Talking of Queen Victoria, I found these words attached to the tune in the March 1860 issue of the Southern Literary Messenger of Richmond, Virginia:
Queen Victoria’s very sick,
Prince Albert’s got the measles.
The children have the whooping cough,
And pop! Goes the weasel.
Her Majesty would not have been amused.
Your version was a British music-hall song of the latter part of the Victorian period (quite when I haven’t been able to discover); it is highly probable that the words were composed to the tune of the earlier dance because everyone on both sides of the Atlantic seems to have the same one, even if the words are different.
Some of the references are now quite opaque, but we can take a fair shot at a few. In the second verse, the City Road was — still is — a well-known street in London, more than a mile long. The Eagle was a famous public house and music hall, which lay near the east end of the road on the corner of Shepherdess Walk; this had started its life as a tea-garden, but was turned into a music hall in 1825 (one of the very first); it ended its days as a Salvation Army centre and was pulled down in 1901. However, it was replaced by another pub, which still exists under the same name.

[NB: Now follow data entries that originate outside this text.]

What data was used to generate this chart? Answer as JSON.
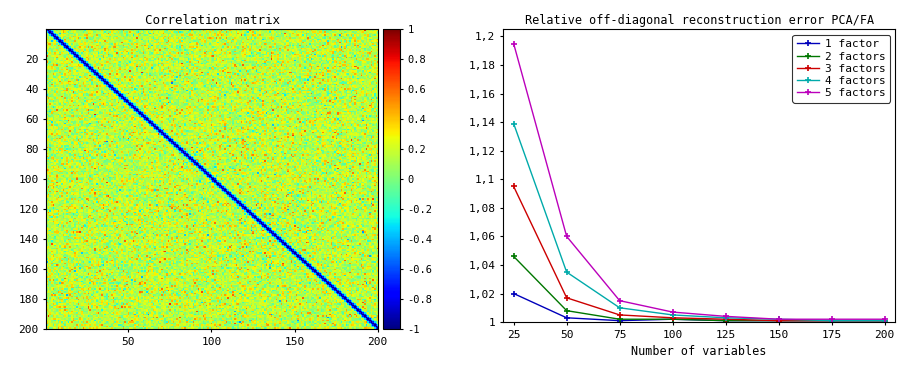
{
  "left_title": "Correlation matrix",
  "right_title": "Relative off-diagonal reconstruction error PCA/FA",
  "right_xlabel": "Number of variables",
  "colorbar_ticks": [
    1,
    0.8,
    0.6,
    0.4,
    0.2,
    0,
    -0.2,
    -0.4,
    -0.6,
    -0.8,
    -1
  ],
  "x_values": [
    25,
    50,
    75,
    100,
    125,
    150,
    175,
    200
  ],
  "lines": {
    "1 factor": [
      1.02,
      1.003,
      1.001,
      1.002,
      1.001,
      1.001,
      1.001,
      1.001
    ],
    "2 factors": [
      1.046,
      1.008,
      1.002,
      1.002,
      1.001,
      1.001,
      1.001,
      1.001
    ],
    "3 factors": [
      1.095,
      1.017,
      1.005,
      1.003,
      1.002,
      1.001,
      1.001,
      1.001
    ],
    "4 factors": [
      1.139,
      1.035,
      1.01,
      1.005,
      1.003,
      1.002,
      1.001,
      1.001
    ],
    "5 factors": [
      1.195,
      1.06,
      1.015,
      1.007,
      1.004,
      1.002,
      1.002,
      1.002
    ]
  },
  "line_colors": {
    "1 factor": "#0000bb",
    "2 factors": "#007700",
    "3 factors": "#cc0000",
    "4 factors": "#00aaaa",
    "5 factors": "#bb00bb"
  },
  "ylim": [
    1.0,
    1.205
  ],
  "yticks": [
    1.0,
    1.02,
    1.04,
    1.06,
    1.08,
    1.1,
    1.12,
    1.14,
    1.16,
    1.18,
    1.2
  ],
  "ytick_labels": [
    "1",
    "1,02",
    "1,04",
    "1,06",
    "1,08",
    "1,1",
    "1,12",
    "1,14",
    "1,16",
    "1,18",
    "1,2"
  ],
  "xticks": [
    25,
    50,
    75,
    100,
    125,
    150,
    175,
    200
  ],
  "matrix_size": 200,
  "matrix_seed": 12345,
  "font_family": "monospace"
}
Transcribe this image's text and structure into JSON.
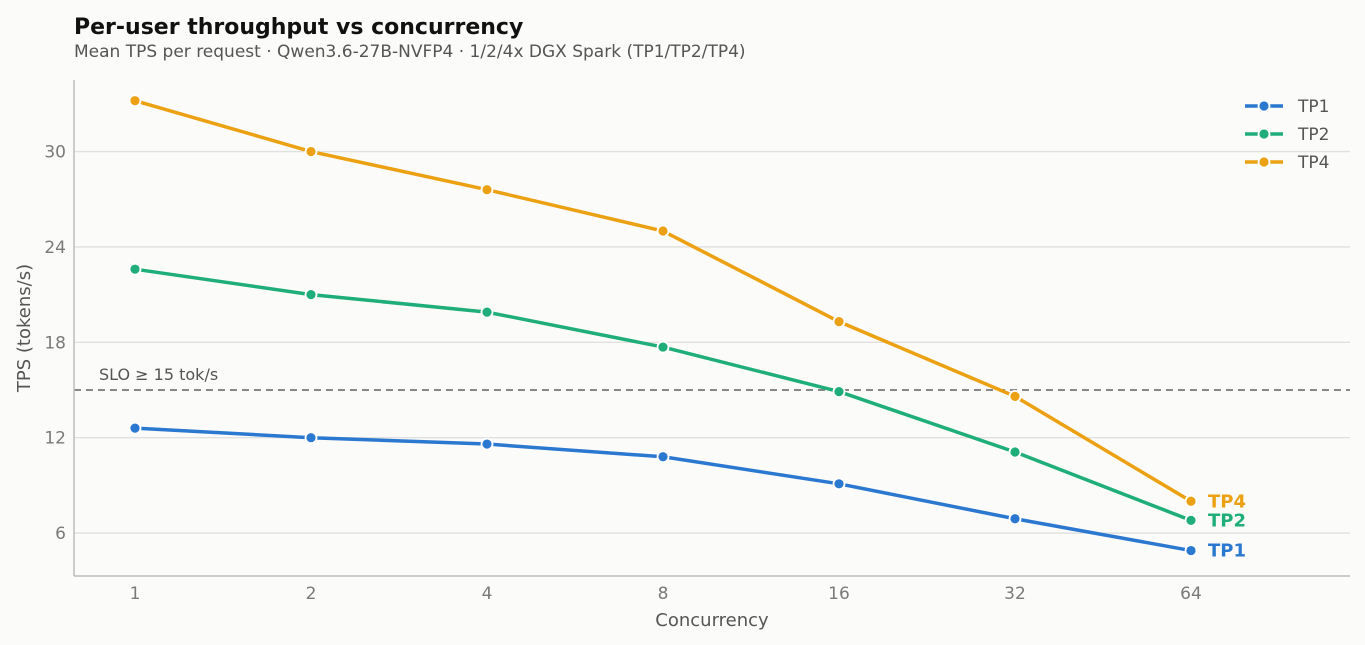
{
  "chart_data": {
    "type": "line",
    "title": "Per-user throughput vs concurrency",
    "subtitle": "Mean TPS per request · Qwen3.6-27B-NVFP4 · 1/2/4x DGX Spark (TP1/TP2/TP4)",
    "xlabel": "Concurrency",
    "ylabel": "TPS (tokens/s)",
    "x_scale": "log2",
    "x": [
      1,
      2,
      4,
      8,
      16,
      32,
      64
    ],
    "x_tick_labels": [
      "1",
      "2",
      "4",
      "8",
      "16",
      "32",
      "64"
    ],
    "y_ticks": [
      6,
      12,
      18,
      24,
      30
    ],
    "ylim": [
      3.3,
      34.5
    ],
    "grid": "horizontal",
    "legend_position": "top-right",
    "reference_line": {
      "y": 15,
      "label": "SLO ≥ 15 tok/s",
      "color": "#888888"
    },
    "series": [
      {
        "name": "TP1",
        "color": "#2b78d0",
        "values": [
          12.6,
          12.0,
          11.6,
          10.8,
          9.1,
          6.9,
          4.9
        ],
        "end_label": "TP1"
      },
      {
        "name": "TP2",
        "color": "#1fae7a",
        "values": [
          22.6,
          21.0,
          19.9,
          17.7,
          14.9,
          11.1,
          6.8
        ],
        "end_label": "TP2"
      },
      {
        "name": "TP4",
        "color": "#eba112",
        "values": [
          33.2,
          30.0,
          27.6,
          25.0,
          19.3,
          14.6,
          8.0
        ],
        "end_label": "TP4"
      }
    ]
  }
}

The City Road had a pawnbroker’s shop near its west end and to pop was a well-known phrase at the time for pawning something. So the second verse says that visiting the Eagle causes one’s money to vanish, necessitating a trip up the City Road to Uncle to raise some cash. But what was the weasel that was being pawned? Nobody is sure. Some suggest it was a domestic or tailor’s flat-iron, a small item easy to carry. My own guess is that it’s rhyming slang: weasel and stoat = coat. Either way, it seems to have been a punning reinterpretation of the catch line from the older dance.
The first verse just refers to a couple of domestic food items; the fourth to sewing or tailors’ requisites. The third introduces the monkey, one sense of that word being a nineteenth-century term for a drinking vessel in a public house, which makes sense in context. (It may derive from an older phrase, to suck the monkey, to drink from a bottle, which was also used by dock workers in London for illicitly drinking brandy from a cask by inserting a straw through the bung.) A stick was a shot of spirits, such as rum or brandy; to knock it off was to knock it back, or drink it. (There have been many other slang meanings of monkey, some extremely rude, of which the most famous is perhaps that for £500 or $500; from context, this is unlikely to be the meaning meant!)
The reference to the monkey in the fifth verse stumps me; in this case it seems to be a real beast. It could be one belonging to an organ-grinder, an itinerant musician who played a small portable organ, of whom there were many at this period. But I suspect there are topical or slang references in there that are now lost.